Looking to advance its biologics strategy, Bristol-Myers Squibb (NYSE:BMY) announced Monday that it will acquire Adnexus Therapeutics, a privately held developer of biologics, for $430 million in cash. This will strengthen the company's oncology research and development pipeline: Adnexus has a biologic for cancer treatment, Angiocept, that is in phase 1 clinical trials and is expected to begin phase 2 trials in the first quarter of next year.

The $430 million seems like a hefty price for one phase 1 drug, but Adnexus has a robust pipeline of preclinical compounds and its own protein design engine that should be able to churn out drug ideas faster than the scientists can test them.

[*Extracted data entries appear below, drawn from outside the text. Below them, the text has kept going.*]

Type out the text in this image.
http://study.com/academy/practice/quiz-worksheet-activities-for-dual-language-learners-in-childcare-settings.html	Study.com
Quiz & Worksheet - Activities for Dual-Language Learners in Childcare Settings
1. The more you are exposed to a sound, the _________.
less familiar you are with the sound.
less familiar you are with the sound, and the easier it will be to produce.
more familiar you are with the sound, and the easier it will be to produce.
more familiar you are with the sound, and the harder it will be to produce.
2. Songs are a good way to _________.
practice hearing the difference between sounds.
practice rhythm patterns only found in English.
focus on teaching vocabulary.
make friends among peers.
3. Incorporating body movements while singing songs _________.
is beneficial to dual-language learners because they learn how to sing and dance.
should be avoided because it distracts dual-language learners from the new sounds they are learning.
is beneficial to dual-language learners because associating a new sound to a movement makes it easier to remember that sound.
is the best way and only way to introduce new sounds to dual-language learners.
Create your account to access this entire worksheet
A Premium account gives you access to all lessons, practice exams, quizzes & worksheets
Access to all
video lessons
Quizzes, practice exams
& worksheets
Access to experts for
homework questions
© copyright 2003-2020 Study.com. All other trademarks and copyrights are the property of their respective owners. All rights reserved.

With this move, Bristol-Myers joins a growing trend of large-cap pharmaceutical companies looking to develop biologic compounds in-house. Earlier this month, Pfizer (NYSE:PFE) said it was going to shift its focus to this area, hoping that future revenue sources will be more resistant to generic competition, given how difficult it is to try to copy biologics. Another recent example of one looking to restock its pipeline via the acquisition of a biotech is AstraZeneca (NYSE:AZN), which acquired MedImmune. These acquisitions should present an interesting challenge for traditional large-cap biotech companies such as Genentech (NYSE:DNA) and Amgen (NASDAQ:AMGN).

Bristol-Myers shares are up about 10% year to date. The stock carries a healthy annual dividend yield of 3.9%, but its price has stagnated in recent months. Bristol-Myers shareholders hope this push toward becoming more of a biopharma will translate into the stock price going up in the not too distant future.